Sukses yang Sepi
- Roby Muhamad
- Apr 22
- 2 min read
Updated: Apr 25
Ada seorang teman lama yang saya temui beberapa minggu lalu. Karier bagus, penghasilan berlebih, rumah dan apartemen di lokasi yang semua orang inginkan. Di media sosialnya, hidupnya tampak sempurna dan memang begitu adanya. Tapi di akhir makan malam, setelah segelas kopi, dia berkata pelan: “Gue capek. Bukan capek kerja. Capek yang lain.”
Saya tahu capek yang dia maksud. C.S. Lewis pernah menulis sesuatu yang sederhana tapi tidak mudah dicerna: jika kamu sadar sudah berjalan di jalan yang salah, maka berbalik arah adalah kemajuan. Bukan mundur. Bukan kalah. Tapi justru langkah paling maju yang bisa kamu ambil.
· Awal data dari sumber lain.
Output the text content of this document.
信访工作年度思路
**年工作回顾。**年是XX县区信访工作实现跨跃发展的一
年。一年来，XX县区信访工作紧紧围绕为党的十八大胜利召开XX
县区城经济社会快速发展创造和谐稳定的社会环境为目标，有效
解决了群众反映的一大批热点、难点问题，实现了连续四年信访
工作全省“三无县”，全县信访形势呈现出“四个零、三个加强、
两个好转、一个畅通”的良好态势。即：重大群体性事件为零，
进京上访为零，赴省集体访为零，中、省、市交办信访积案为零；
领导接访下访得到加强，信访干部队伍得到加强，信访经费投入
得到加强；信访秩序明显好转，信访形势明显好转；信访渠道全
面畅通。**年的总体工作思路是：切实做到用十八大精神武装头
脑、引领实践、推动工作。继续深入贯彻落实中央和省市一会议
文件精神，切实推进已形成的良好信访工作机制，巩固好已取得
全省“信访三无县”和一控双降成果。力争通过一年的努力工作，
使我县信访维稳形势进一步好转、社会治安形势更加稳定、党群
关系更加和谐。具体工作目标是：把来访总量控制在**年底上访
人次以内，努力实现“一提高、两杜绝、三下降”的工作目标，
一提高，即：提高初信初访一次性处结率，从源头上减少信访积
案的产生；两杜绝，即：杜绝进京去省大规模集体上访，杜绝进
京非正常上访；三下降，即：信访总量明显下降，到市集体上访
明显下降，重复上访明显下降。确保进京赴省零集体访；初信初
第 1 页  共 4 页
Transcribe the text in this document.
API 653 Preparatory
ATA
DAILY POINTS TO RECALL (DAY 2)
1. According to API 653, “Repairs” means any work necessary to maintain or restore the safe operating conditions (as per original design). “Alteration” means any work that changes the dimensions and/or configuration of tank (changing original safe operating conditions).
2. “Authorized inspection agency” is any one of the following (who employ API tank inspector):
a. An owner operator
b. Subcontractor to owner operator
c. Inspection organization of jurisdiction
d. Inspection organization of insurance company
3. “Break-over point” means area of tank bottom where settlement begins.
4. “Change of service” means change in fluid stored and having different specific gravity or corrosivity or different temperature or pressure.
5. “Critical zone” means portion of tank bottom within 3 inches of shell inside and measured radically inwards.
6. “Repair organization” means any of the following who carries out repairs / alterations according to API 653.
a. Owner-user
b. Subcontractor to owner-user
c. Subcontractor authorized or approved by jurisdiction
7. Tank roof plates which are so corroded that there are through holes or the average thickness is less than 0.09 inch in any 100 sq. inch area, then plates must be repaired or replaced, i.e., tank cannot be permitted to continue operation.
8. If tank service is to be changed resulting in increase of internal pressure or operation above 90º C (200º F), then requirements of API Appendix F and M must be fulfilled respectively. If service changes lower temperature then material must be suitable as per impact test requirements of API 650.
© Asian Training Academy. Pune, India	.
Dunia terus bergerak maju. Tapi maju ke mana, kalau jalannya salah?
Kita hidup di zaman yang pandai mengukur kecepatan. Tapi sangat buruk mengukur arah. Ada metrik untuk hampir segalanya: sebut saja produktivitas, pertumbuhan, net worth, follower count. Tapi tidak ada metrik untuk pertanyaan yang paling mendasar: apakah hidup yang sedang kamu bangun ini memang hidup yang kamu inginkan?
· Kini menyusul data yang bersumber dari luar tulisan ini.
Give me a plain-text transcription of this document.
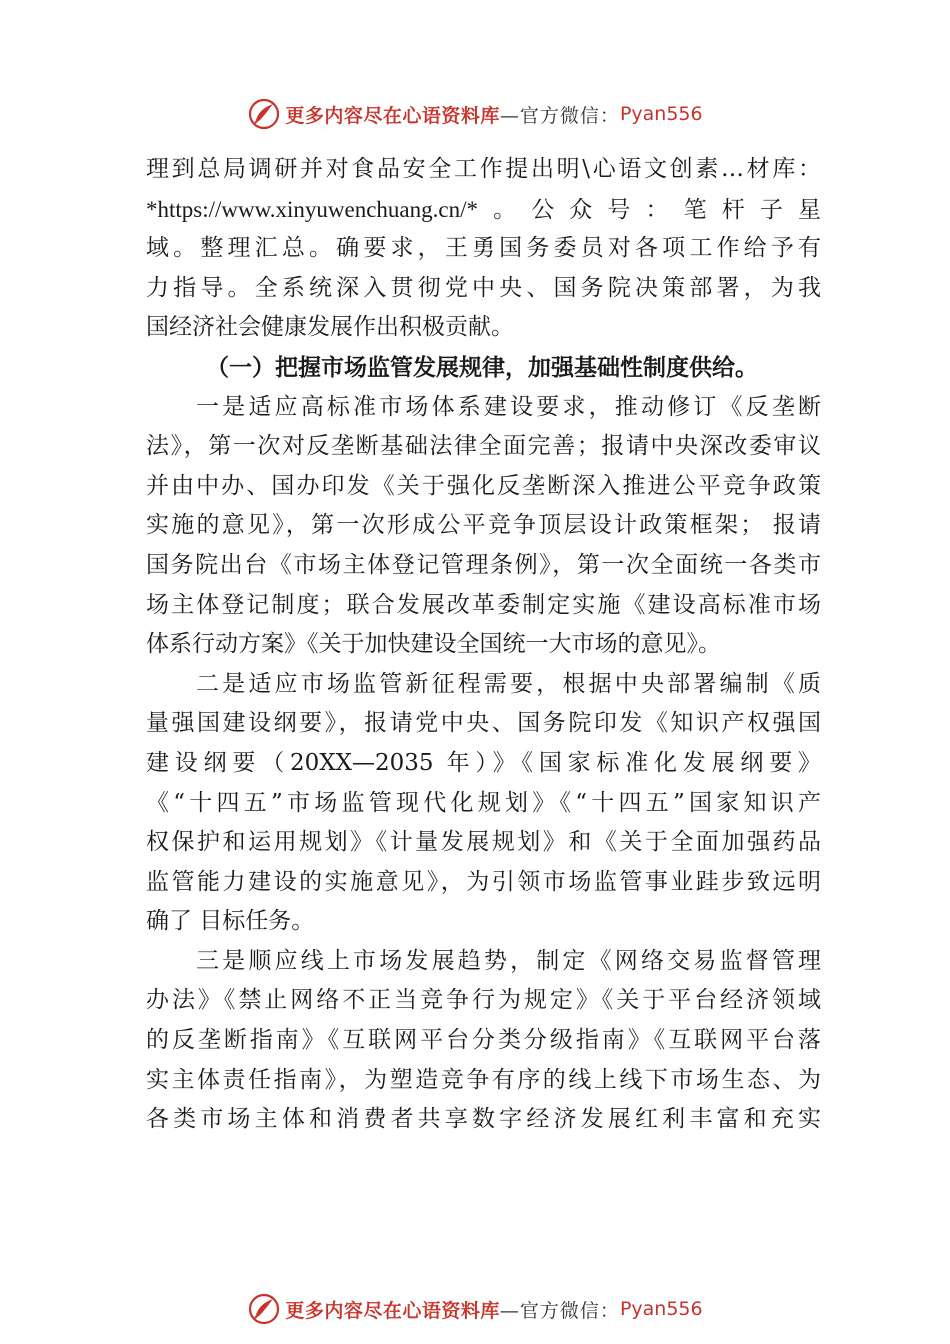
更多内容尽在心语资料库 —官方微信： Pyan556
理到总局调研并对食品安全工作提出明\心语文创素…材库：
*https://www.xinyuwenchuang.cn/*。公众号：笔杆子星
域。整理汇总。确要求，王勇国务委员对各项工作给予有
力指导。全系统深入贯彻党中央、国务院决策部署，为我
国经济社会健康发展作出积极贡献。
（一）把握市场监管发展规律，加强基础性制度供给。
一是适应高标准市场体系建设要求，推动修订《反垄断
法》，第一次对反垄断基础法律全面完善；报请中央深改委审议
并由中办、国办印发《关于强化反垄断深入推进公平竞争政策
实施的意见》，第一次形成公平竞争顶层设计政策框架； 报请
国务院出台《市场主体登记管理条例》，第一次全面统一各类市
场主体登记制度；联合发展改革委制定实施《建设高标准市场
体系行动方案》《关于加快建设全国统一大市场的意见》。
二是适应市场监管新征程需要，根据中央部署编制《质
量强国建设纲要》，报请党中央、国务院印发《知识产权强国
建设纲要（20XX—2035 年）》《国家标准化发展纲要》
《“十四五”市场监管现代化规划》《“十四五”国家知识产
权保护和运用规划》《计量发展规划》和《关于全面加强药品
监管能力建设的实施意见》，为引领市场监管事业跬步致远明
确了 目标任务。
三是顺应线上市场发展趋势，制定《网络交易监督管理
办法》《禁止网络不正当竞争行为规定》《关于平台经济领域
的反垄断指南》《互联网平台分类分级指南》《互联网平台落
实主体责任指南》，为塑造竞争有序的线上线下市场生态、为
各类市场主体和消费者共享数字经济发展红利丰富和充实
更多内容尽在心语资料库 —官方微信： Pyan556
Dalam network science, ada fenomena yang menarik. Simpul yang paling banyak koneksinya (yang paling connected) tidak selalu yang paling kuat. Justru mereka yang paling rentan terhadap gangguan. Karena setiap koneksi membawa beban. Dan jika koneksi-koneksi itu tidak bermakna, bebannya tetap nyata tapi manfaatnya tidak.
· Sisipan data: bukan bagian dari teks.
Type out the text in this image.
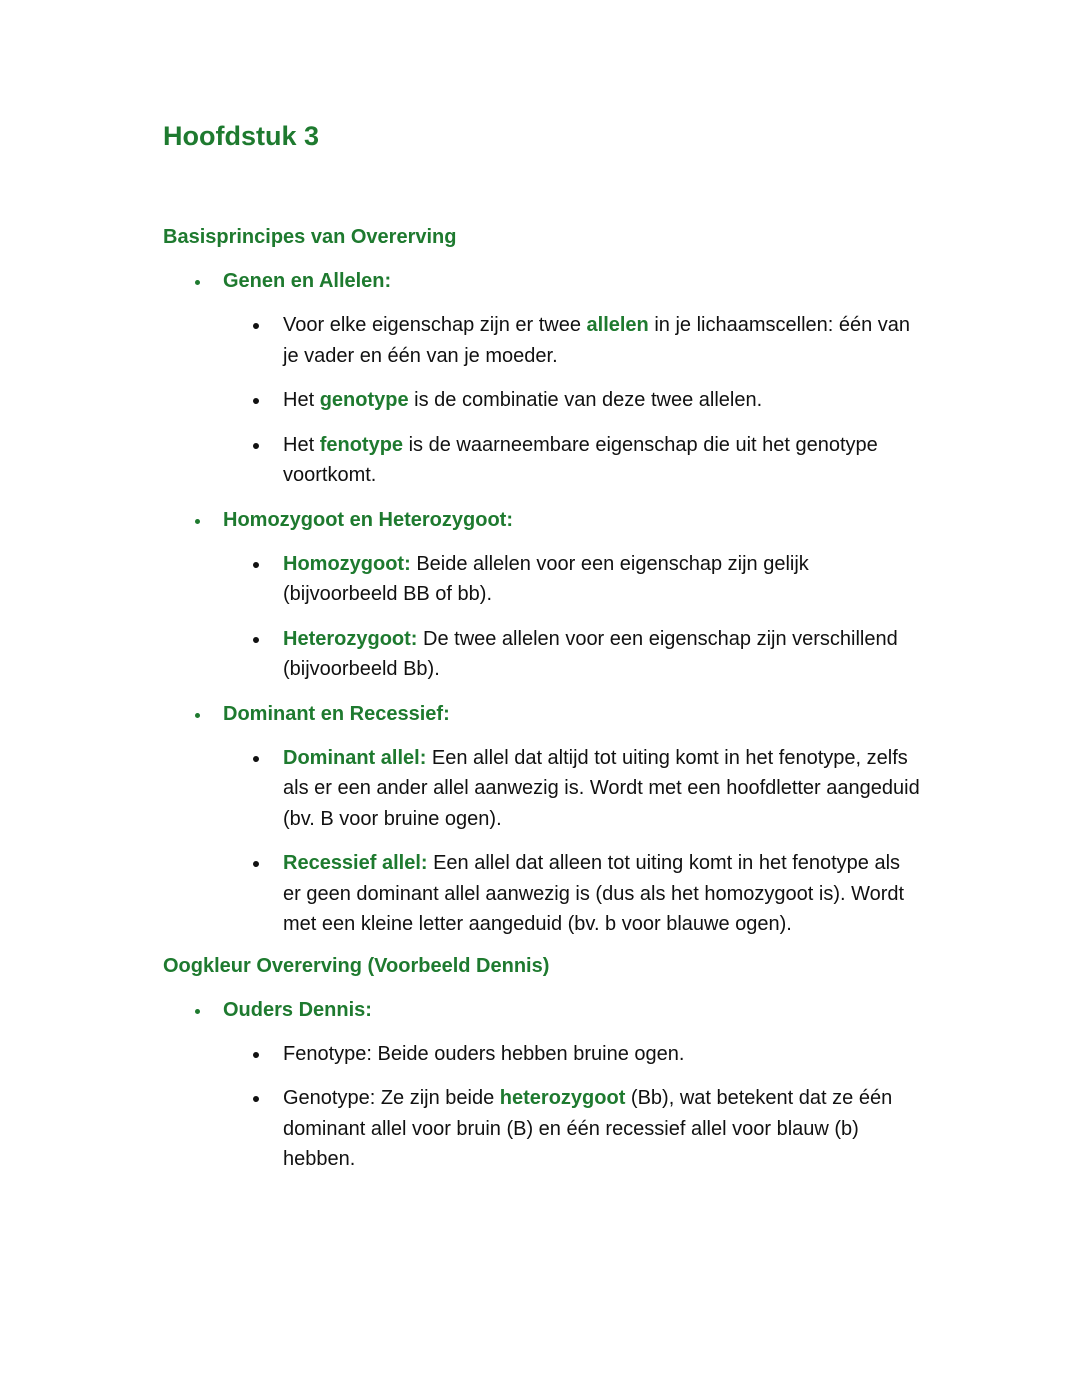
Hoofdstuk 3
Basisprincipes van Overerving
Genen en Allelen:
Voor elke eigenschap zijn er twee allelen in je lichaamscellen: één van je vader en één van je moeder.
Het genotype is de combinatie van deze twee allelen.
Het fenotype is de waarneembare eigenschap die uit het genotype voortkomt.
Homozygoot en Heterozygoot:
Homozygoot: Beide allelen voor een eigenschap zijn gelijk (bijvoorbeeld BB of bb).
Heterozygoot: De twee allelen voor een eigenschap zijn verschillend (bijvoorbeeld Bb).
Dominant en Recessief:
Dominant allel: Een allel dat altijd tot uiting komt in het fenotype, zelfs als er een ander allel aanwezig is. Wordt met een hoofdletter aangeduid (bv. B voor bruine ogen).
Recessief allel: Een allel dat alleen tot uiting komt in het fenotype als er geen dominant allel aanwezig is (dus als het homozygoot is). Wordt met een kleine letter aangeduid (bv. b voor blauwe ogen).
Oogkleur Overerving (Voorbeeld Dennis)
Ouders Dennis:
Fenotype: Beide ouders hebben bruine ogen.
Genotype: Ze zijn beide heterozygoot (Bb), wat betekent dat ze één dominant allel voor bruin (B) en één recessief allel voor blauw (b) hebben.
Banyak dari kita hidup seperti itu. Networknya luas. Sangat sibuk. Sangat produktif. Dan sangat sepi.
Bukan karena kekurangan aktivitas. Tapi karena aktivitas yang kita jalani tidak benar-benar berasal dari pilihan kita.
Seperti yang saya sering sampaikan dalam berbagai kesempatan: kita sering mengira kita mengambil keputusan sendiri, padahal kemungkinan besar kita tidak. Kita mengikuti algoritma karier, algoritma sosial, algoritma ekspektasi yang semuanya mengatakan: terus maju, terus naik, terus tumbuh. Tidak ada yang mengajarkan kita untuk berhenti dan bertanya: naik menuju apa?
Sukses yang sepi dan terasa hampa adalah tanda. Bukan tanda kegagalan tapi tanda bahwa kita sudah cukup jujur dengan diri sendiri untuk merasakannya.
Masalahnya, kejujuran semacam ini tidak populer. Jauh lebih mudah menambah kesibukan baru daripada duduk dengan ketidaknyamanan pertanyaan lama. Jauh lebih aman memposting pencapaian berikutnya daripada mengakui bahwa pencapaian sebelumnya terasa hampa. Tapi hampa itu data. Dan data tidak boleh diabaikan.
Saya tidak punya solusi untuk ini. Tidak ada peta jalan yang bisa saya berikan. Yang saya tahu: berbalik arah butuh keberanian yang berbeda dari keberanian untuk terus maju. Maju itu dirayakan. Berbalik arah sering disalahpahami oleh orang lain, bahkan oleh diri sendiri.
Tapi mungkin, itulah justru pertanda bahwa langkah itu benar. Sukses yang sepi adalah tanda kita salah jalan. Dan jalan yang salah, meskipun sejauh apapun sudah kita tempuh, tidak menjadi benar hanya karena kita sudah terlanjur jauh. Berbalik adalah pilihan. Dan kadang, itu pilihan paling berani yang bisa kita ambil.